To do this, you must first visit your home in the City of Keys (you can upgrade your accommodation later, but players start out in the Cramped Lodgings).
When you’re at home, and if you have enough relevant experiences – for example, Moments of Melancholy or Romantic Encounters – you can write poetry.
As we can see here, the player has x7 Moments of Melancholy and can now write a wistful lament. Poems can be published to earn money and fame (eventually), as well as granting Apprehensions – the abstract currency which a player can spend to improve their stats. But here comes the really cool bit:
Each poem has a unique, procedurally generated title! This is what I cooked up over the last week. As you can see in the above screenshot, we’ve written a melancholic poem titled ‘Elegy on the Reluctant Hell of Grief.’ This poem will be recorded in the player’s Logbook forever as their first poetic sojourn.

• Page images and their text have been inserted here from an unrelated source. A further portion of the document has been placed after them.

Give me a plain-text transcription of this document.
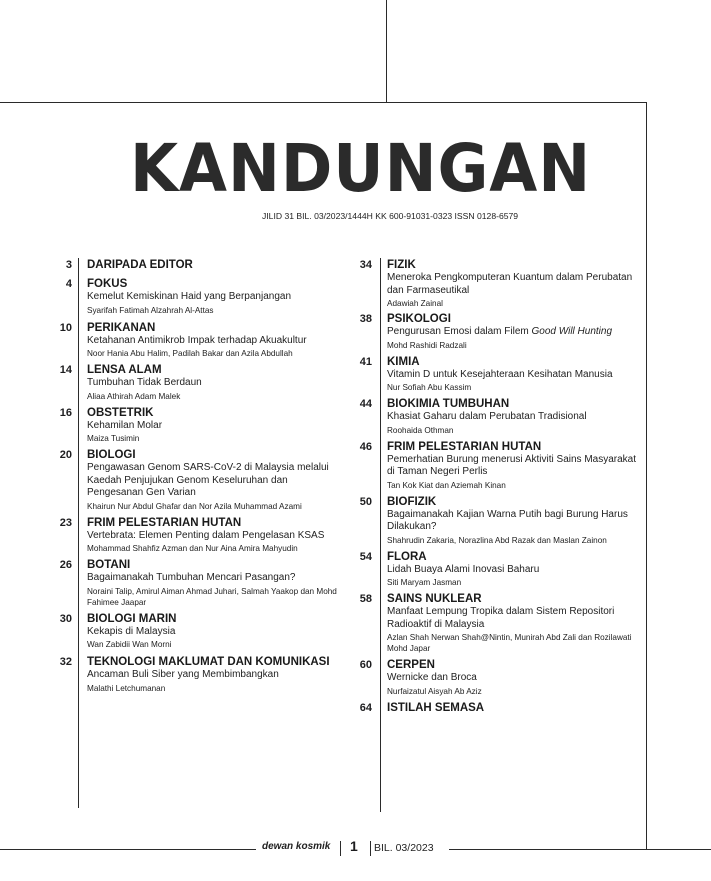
KANDUNGAN
JILID 31 BIL. 03/2023/1444H KK 600-91031-0323 ISSN 0128-6579
3 DARIPADA EDITOR
4 FOKUS
Kemelut Kemiskinan Haid yang Berpanjangan
Syarifah Fatimah Alzahrah Al-Attas
10 PERIKANAN
Ketahanan Antimikrob Impak terhadap Akuakultur
Noor Hania Abu Halim, Padilah Bakar dan Azila Abdullah
14 LENSA ALAM
Tumbuhan Tidak Berdaun
Aliaa Athirah Adam Malek
16 OBSTETRIK
Kehamilan Molar
Maiza Tusimin
20 BIOLOGI
Pengawasan Genom SARS-CoV-2 di Malaysia melalui Kaedah Penjujukan Genom Keseluruhan dan Pengesanan Gen Varian
Khairun Nur Abdul Ghafar dan Nor Azila Muhammad Azami
23 FRIM PELESTARIAN HUTAN
Vertebrata: Elemen Penting dalam Pengelasan KSAS
Mohammad Shahfiz Azman dan Nur Aina Amira Mahyudin
26 BOTANI
Bagaimanakah Tumbuhan Mencari Pasangan?
Noraini Talip, Amirul Aiman Ahmad Juhari, Salmah Yaakop dan Mohd Fahimee Jaapar
30 BIOLOGI MARIN
Kekapis di Malaysia
Wan Zabidii Wan Morni
32 TEKNOLOGI MAKLUMAT DAN KOMUNIKASI
Ancaman Buli Siber yang Membimbangkan
Malathi Letchumanan
34 FIZIK
Meneroka Pengkomputeran Kuantum dalam Perubatan dan Farmaseutikal
Adawiah Zainal
38 PSIKOLOGI
Pengurusan Emosi dalam Filem Good Will Hunting
Mohd Rashidi Radzali
41 KIMIA
Vitamin D untuk Kesejahteraan Kesihatan Manusia
Nur Sofiah Abu Kassim
44 BIOKIMIA TUMBUHAN
Khasiat Gaharu dalam Perubatan Tradisional
Roohaida Othman
46 FRIM PELESTARIAN HUTAN
Pemerhatian Burung menerusi Aktiviti Sains Masyarakat di Taman Negeri Perlis
Tan Kok Kiat dan Aziemah Kinan
50 BIOFIZIK
Bagaimanakah Kajian Warna Putih bagi Burung Harus Dilakukan?
Shahrudin Zakaria, Norazlina Abd Razak dan Maslan Zainon
54 FLORA
Lidah Buaya Alami Inovasi Baharu
Siti Maryam Jasman
58 SAINS NUKLEAR
Manfaat Lempung Tropika dalam Sistem Repositori Radioaktif di Malaysia
Azlan Shah Nerwan Shah@Nintin, Munirah Abd Zali dan Rozilawati Mohd Japar
60 CERPEN
Wernicke dan Broca
Nurfaizatul Aisyah Ab Aziz
64 ISTILAH SEMASA
dewan kosmik 1 BIL. 03/2023
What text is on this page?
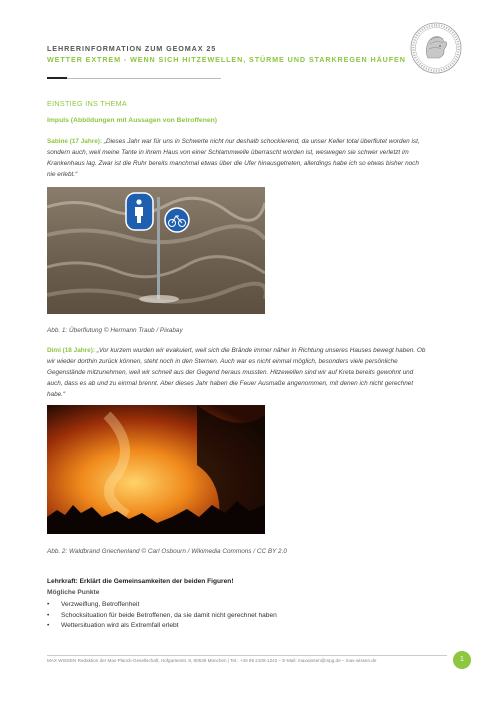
LEHRERINFORMATION ZUM GEOMAX 25
WETTER EXTREM - WENN SICH HITZEWELLEN, STÜRME UND STARKREGEN HÄUFEN
EINSTIEG INS THEMA
Impuls (Abbildungen mit Aussagen von Betroffenen)

Sabine (17 Jahre): „Dieses Jahr war für uns in Schwerte nicht nur deshalb schockierend, da unser Keller total überflutet worden ist, sondern auch, weil meine Tante in ihrem Haus von einer Schlammwelle überrascht worden ist, weswegen sie schwer verletzt im Krankenhaus lag. Zwar ist die Ruhr bereits manchmal etwas über die Ufer hinausgetreten, allerdings habe ich so etwas bisher noch nie erlebt.“

Abb. 1: Überflutung © Hermann Traub / Pixabay

Dimi (18 Jahre): „Vor kurzem wurden wir evakuiert, weil sich die Brände immer näher in Richtung unseres Hauses bewegt haben. Ob wir wieder dorthin zurück können, steht noch in den Sternen. Auch war es nicht einmal möglich, besonders viele persönliche Gegenstände mitzunehmen, weil wir schnell aus der Gegend heraus mussten. Hitzewellen sind wir auf Kreta bereits gewohnt und auch, dass es ab und zu einmal brennt. Aber dieses Jahr haben die Feuer Ausmaße angenommen, mit denen ich nicht gerechnet habe.“

Abb. 2: Waldbrand Griechenland © Carl Osbourn / Wikimedia Commons / CC BY 2.0
Lehrkraft: Erklärt die Gemeinsamkeiten der beiden Figuren!
Mögliche Punkte
• Verzweiflung, Betroffenheit
• Schocksituation für beide Betroffenen, da sie damit nicht gerechnet haben
• Wettersituation wird als Extremfall erlebt
MAX WISSEN Redaktion der Max-Planck-Gesellschaft, Hofgartenstr. 8, 80539 München | Tel.: +49 89 2108-1242 – E-Mail: maxwissen@mpg.de – max-wissen.de	1
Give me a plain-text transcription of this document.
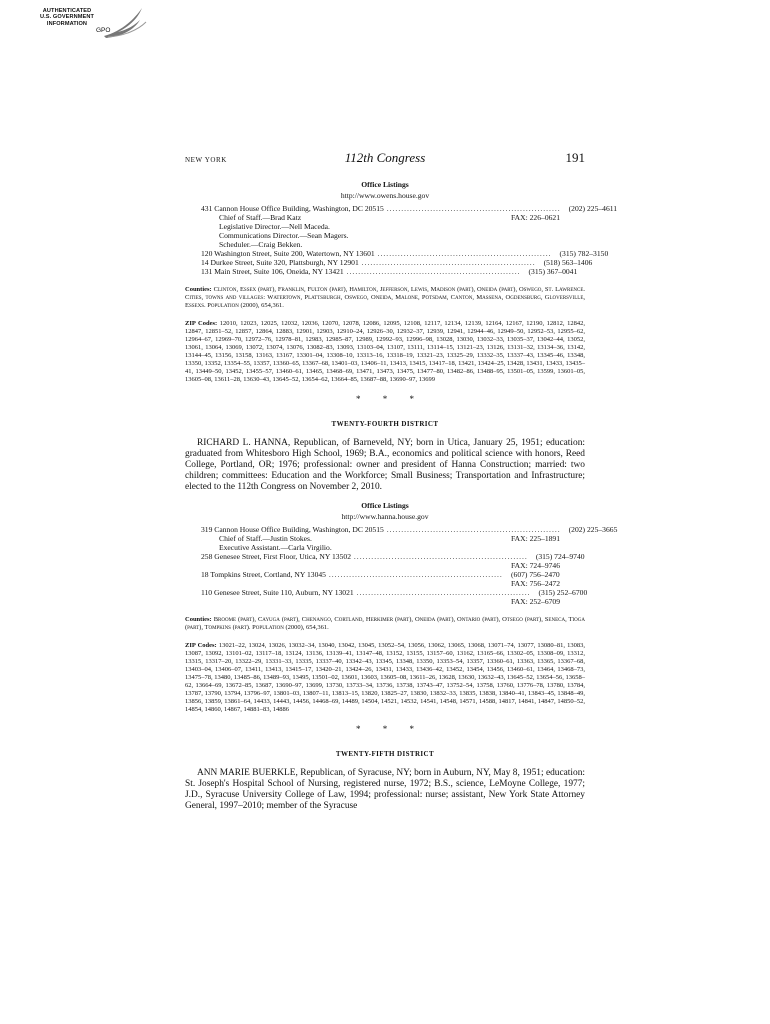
AUTHENTICATED
U.S. GOVERNMENT
INFORMATION
GPO
NEW YORK	112th Congress	191
Office Listings
http://www.owens.house.gov
431 Cannon House Office Building, Washington, DC 20515 ............................................................	(202) 225–4611
Chief of Staff.—Brad Katz	FAX: 226–0621
Legislative Director.—Nell Maceda.
Communications Director.—Sean Magers.
Scheduler.—Craig Bekken.
120 Washington Street, Suite 200, Watertown, NY 13601 ............................................................	(315) 782–3150
14 Durkee Street, Suite 320, Plattsburgh, NY 12901 ............................................................	(518) 563–1406
131 Main Street, Suite 106, Oneida, NY 13421 ............................................................	(315) 367–0041
Counties: Clinton, Essex (part), Franklin, Fulton (part), Hamilton, Jefferson, Lewis, Madison (part), Oneida (part), Oswego, St. Lawrence. Cities, towns and villages: Watertown, Plattsburgh, Oswego, Oneida, Malone, Potsdam, Canton, Massena, Ogdensburg, Gloversville, Essexs. Population (2000), 654,361.
ZIP Codes: 12010, 12023, 12025, 12032, 12036, 12070, 12078, 12086, 12095, 12108, 12117, 12134, 12139, 12164, 12167, 12190, 12812, 12842, 12847, 12851–52, 12857, 12864, 12883, 12901, 12903, 12910–24, 12926–30, 12932–37, 12939, 12941, 12944–46, 12949–50, 12952–53, 12955–62, 12964–67, 12969–70, 12972–76, 12978–81, 12983, 12985–87, 12989, 12992–93, 12996–98, 13028, 13030, 13032–33, 13035–37, 13042–44, 13052, 13061, 13064, 13069, 13072, 13074, 13076, 13082–83, 13093, 13103–04, 13107, 13111, 13114–15, 13121–23, 13126, 13131–32, 13134–36, 13142, 13144–45, 13156, 13158, 13163, 13167, 13301–04, 13308–10, 13313–16, 13318–19, 13321–23, 13325–29, 13332–35, 13337–43, 13345–46, 13348, 13350, 13352, 13354–55, 13357, 13360–65, 13367–68, 13401–03, 13406–11, 13413, 13415, 13417–18, 13421, 13424–25, 13428, 13431, 13433, 13435–41, 13449–50, 13452, 13455–57, 13460–61, 13465, 13468–69, 13471, 13473, 13475, 13477–80, 13482–86, 13488–95, 13501–05, 13599, 13601–05, 13605–08, 13611–28, 13630–43, 13645–52, 13654–62, 13664–85, 13687–88, 13690–97, 13699
* * *
TWENTY-FOURTH DISTRICT
RICHARD L. HANNA, Republican, of Barneveld, NY; born in Utica, January 25, 1951; education: graduated from Whitesboro High School, 1969; B.A., economics and political science with honors, Reed College, Portland, OR; 1976; professional: owner and president of Hanna Construction; married: two children; committees: Education and the Workforce; Small Business; Transportation and Infrastructure; elected to the 112th Congress on November 2, 2010.
Office Listings
http://www.hanna.house.gov
319 Cannon House Office Building, Washington, DC 20515 ............................................................	(202) 225–3665
Chief of Staff.—Justin Stokes.	FAX: 225–1891
Executive Assistant.—Carla Virgilio.
258 Genesee Street, First Floor, Utica, NY 13502 ............................................................	(315) 724–9740
FAX: 724–9746
18 Tompkins Street, Cortland, NY 13045 ............................................................	(607) 756–2470
FAX: 756–2472
110 Genesee Street, Suite 110, Auburn, NY 13021 ............................................................	(315) 252–6700
FAX: 252–6709
Counties: Broome (part), Cayuga (part), Chenango, Cortland, Herkimer (part), Oneida (part), Ontario (part), Otsego (part), Seneca, Tioga (part), Tompkins (part). Population (2000), 654,361.
ZIP Codes: 13021–22, 13024, 13026, 13032–34, 13040, 13042, 13045, 13052–54, 13056, 13062, 13065, 13068, 13071–74, 13077, 13080–81, 13083, 13087, 13092, 13101–02, 13117–18, 13124, 13136, 13139–41, 13147–48, 13152, 13155, 13157–60, 13162, 13165–66, 13302–05, 13308–09, 13312, 13315, 13317–20, 13322–29, 13331–33, 13335, 13337–40, 13342–43, 13345, 13348, 13350, 13353–54, 13357, 13360–61, 13363, 13365, 13367–68, 13403–04, 13406–07, 13411, 13413, 13415–17, 13420–21, 13424–26, 13431, 13433, 13436–42, 13452, 13454, 13456, 13460–61, 13464, 13468–73, 13475–78, 13480, 13485–86, 13489–93, 13495, 13501–02, 13601, 13603, 13605–08, 13611–26, 13628, 13630, 13632–43, 13645–52, 13654–56, 13658–62, 13664–69, 13672–85, 13687, 13690–97, 13699, 13730, 13733–34, 13736, 13738, 13743–47, 13752–54, 13758, 13760, 13776–78, 13780, 13784, 13787, 13790, 13794, 13796–97, 13801–03, 13807–11, 13813–15, 13820, 13825–27, 13830, 13832–33, 13835, 13838, 13840–41, 13843–45, 13848–49, 13856, 13859, 13861–64, 14433, 14443, 14456, 14468–69, 14489, 14504, 14521, 14532, 14541, 14548, 14571, 14588, 14817, 14841, 14847, 14850–52, 14854, 14860, 14867, 14881–83, 14886
* * *
TWENTY-FIFTH DISTRICT
ANN MARIE BUERKLE, Republican, of Syracuse, NY; born in Auburn, NY, May 8, 1951; education: St. Joseph's Hospital School of Nursing, registered nurse, 1972; B.S., science, LeMoyne College, 1977; J.D., Syracuse University College of Law, 1994; professional: nurse; assistant, New York State Attorney General, 1997–2010; member of the Syracuse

Below are some more titles that I generated for Twitter. My favourite is, of course, ‘The Troglodyte Vomiting of the Mirrors.’
There are currently three types of poems: Melancholic, Romantic, and Dream-like. I plan to add three more – Epic, Satiric and Gothic. Each has a ‘general’ pool of words they can choose from, but they are weighted to choose more appropriate words much more often – for example, a Romantic poem is much more likely to feature ‘Love.’
There are currently 2.7 billion possible combinations of poem title. This means that every poem generated by a player is almost guaranteed to be completely unique to them and their game session.
I could sit and generate these poem titles for hours. And by ‘could,’ I mean now you know how I spent Thursday evening.